There are two types of people who use AI. The first open it when it occurs to them that it might help with something, ask a question, get something useful and continue with their work. That is better than not using it at all, but most of the potential goes unexploited.

The second have integrated AI into their regular workflows: they know exactly which tasks they delegate to AI, they have prompts designed for those tasks, and the time they save is not marginal — it is substantial. The difference between these two profiles is not technical skill: it is the level of systematisation.

The difference between tool and system

A tool is something you use when you need it. A system is something that works even when you are not thinking about it. AI as a tool produces occasional gains. AI as part of a system produces consistent gains.

An AI workflow is basically the answer to this question: what do I do regularly that is repetitive, has a predictable structure and AI can do well or accelerate?

The tasks that benefit most from being systematised with AI have these characteristics:

  • They repeat with sufficient frequency (at least once a week)
  • They have a similar structure from case to case
  • The output needs human review but not human creation from scratch
  • They consume time disproportionate to the value they create

Mapping your repetitive tasks

Before deciding what to automate, you need an inventory. For one week, note every time you do something that could have been accelerated with AI. Do not limit yourself to “writing”: include reading, organising, classifying, reformulating, analysing.

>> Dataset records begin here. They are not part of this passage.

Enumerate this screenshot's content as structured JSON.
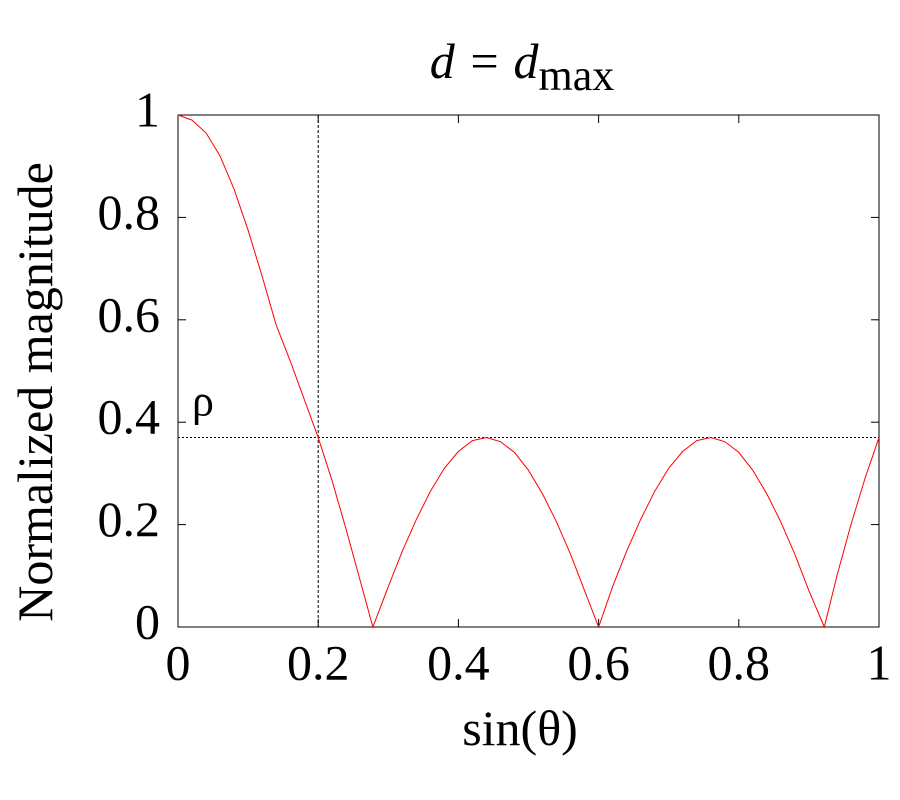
{
  "chart_data": {
    "type": "line",
    "title": "d = d",
    "title_subscript": "max",
    "x_label": "sin(θ)",
    "y_label": "Normalized magnitude",
    "x": [
      0,
      0.02,
      0.04,
      0.06,
      0.08,
      0.1,
      0.12,
      0.14,
      0.16,
      0.18,
      0.2,
      0.22,
      0.24,
      0.26,
      0.278,
      0.3,
      0.32,
      0.34,
      0.36,
      0.38,
      0.4,
      0.42,
      0.44,
      0.46,
      0.48,
      0.5,
      0.52,
      0.54,
      0.56,
      0.58,
      0.6,
      0.62,
      0.64,
      0.66,
      0.68,
      0.7,
      0.72,
      0.74,
      0.76,
      0.78,
      0.8,
      0.82,
      0.84,
      0.86,
      0.88,
      0.9,
      0.922,
      0.94,
      0.96,
      0.98,
      1
    ],
    "series": [
      {
        "name": "magnitude",
        "color": "#ff0000",
        "values": [
          1,
          0.99,
          0.965,
          0.92,
          0.855,
          0.775,
          0.685,
          0.59,
          0.52,
          0.445,
          0.37,
          0.285,
          0.19,
          0.09,
          0,
          0.079,
          0.148,
          0.21,
          0.265,
          0.31,
          0.343,
          0.364,
          0.37,
          0.362,
          0.341,
          0.306,
          0.26,
          0.205,
          0.142,
          0.071,
          0,
          0.079,
          0.148,
          0.21,
          0.265,
          0.31,
          0.343,
          0.364,
          0.37,
          0.362,
          0.341,
          0.306,
          0.26,
          0.205,
          0.142,
          0.071,
          0,
          0.1,
          0.2,
          0.29,
          0.37
        ]
      }
    ],
    "vline": 0.2,
    "hline": 0.37,
    "hline_label": "ρ",
    "xlim": [
      0,
      1
    ],
    "ylim": [
      0,
      1
    ],
    "xticks": [
      0,
      0.2,
      0.4,
      0.6,
      0.8,
      1
    ],
    "yticks": [
      0,
      0.2,
      0.4,
      0.6,
      0.8,
      1
    ],
    "grid": false
  }
}
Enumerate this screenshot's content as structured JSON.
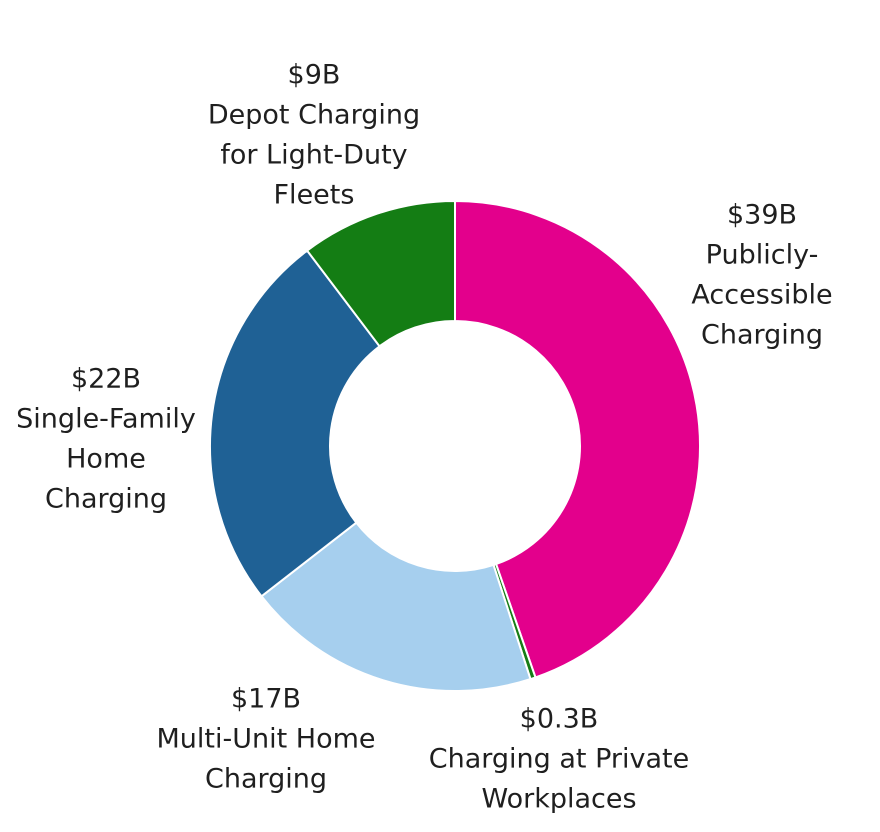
{
  "chart_data": {
    "type": "pie",
    "donut": true,
    "legend": "none",
    "slices": [
      {
        "name": "Publicly-Accessible Charging",
        "value": 39,
        "value_label": "$39B",
        "label_lines": [
          "Publicly-",
          "Accessible",
          "Charging"
        ],
        "color": "#e3008c"
      },
      {
        "name": "Charging at Private Workplaces",
        "value": 0.3,
        "value_label": "$0.3B",
        "label_lines": [
          "Charging at Private",
          "Workplaces"
        ],
        "color": "#167d16"
      },
      {
        "name": "Multi-Unit Home Charging",
        "value": 17,
        "value_label": "$17B",
        "label_lines": [
          "Multi-Unit Home",
          "Charging"
        ],
        "color": "#a6cfee"
      },
      {
        "name": "Single-Family Home Charging",
        "value": 22,
        "value_label": "$22B",
        "label_lines": [
          "Single-Family",
          "Home",
          "Charging"
        ],
        "color": "#1f6195"
      },
      {
        "name": "Depot Charging for Light-Duty Fleets",
        "value": 9,
        "value_label": "$9B",
        "label_lines": [
          "Depot Charging",
          "for Light-Duty",
          "Fleets"
        ],
        "color": "#147d14"
      }
    ]
  }
}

Common categories across professional profiles:

Written communication. Follow-up emails, responses to frequently asked questions, project proposals, status reports, meeting summaries.

Information processing. Summarising articles or reports, extracting data from documents, comparing options, classifying customer feedback.

Content preparation. First drafts, adapting content to different formats or audiences, generating variants for A/B tests.

Analysis and decisions. Pros and cons of options, questions you have not considered, risk analysis of a plan.

After the week, identify the three to five tasks where AI could generate the most value. Start there.

The reusable prompt concept

For each systematised task, develop a prompt that works consistently. Not the perfect prompt on the first attempt — the prompt that, after several iterations, produces results that require minimal review.

A reusable prompt has these parts:

  • Fixed context: what is always the same (your role, the task objective, the desired format)
  • Input variable: the only element that changes from one run to the next (the email you are going to respond to, the document you are going to summarise, the meeting you are going to transcribe)

Example of a reusable prompt for meeting summaries:

You are an executive assistant. Your task is to produce 
the summary of a work meeting.

SUMMARY FORMAT:
- Decisions made: [numbered list]
- Next steps: [table with Task / Owner / Date]
- Topics pending for the next meeting: [list]

The summary must be understandable to someone who 
did not attend the meeting. Maximum one page.

MEETING TRANSCRIPT:
[paste the transcript here]

This prompt works for any meeting. Only what goes between the brackets changes. The result: instead of spending 20–30 minutes writing up the minutes, you spend 3–5 minutes reviewing and adjusting what AI produces.

When to automate and when not to

Not every task benefits from the same level of AI integration. There are tasks where AI saves time but human oversight is essential, and tasks where integration can create more problems than it solves.

Automate with oversight when:

  • The error has manageable consequences (internal emails, drafts)
  • You can easily verify the output
  • The time savings are significant

Maintain full human control when:

  • The error has legal, contractual or reputational consequences
  • The output goes directly to the final recipient without review
  • The topic requires contextual knowledge that AI cannot have

Take special care with:

  • Critical external communications (high-value proposals, responses to complaints)
  • Legal or financial documents
  • Anything where a hallucinated piece of data could cause real harm

Building incrementally

The most common mistake when integrating AI into a workflow is trying to transform everything at once. The approach that works is incremental: one task, one prompt, one week of testing.

Week 1: identify one task. Develop the prompt. Use it for five days and adjust.

Week 2: if it works, add a second task. If it does not quite work yet, refine the prompt before moving on to something else.

Months 2–3: you have 4–6 prompts that work. The time savings start to be noticeable. AI has gone from an occasional tool to part of your working system.

The goal is not a perfect AI system that does everything. It is a small set of well-automated tasks that free up time and energy for the things that genuinely require your judgement. That is what makes the difference.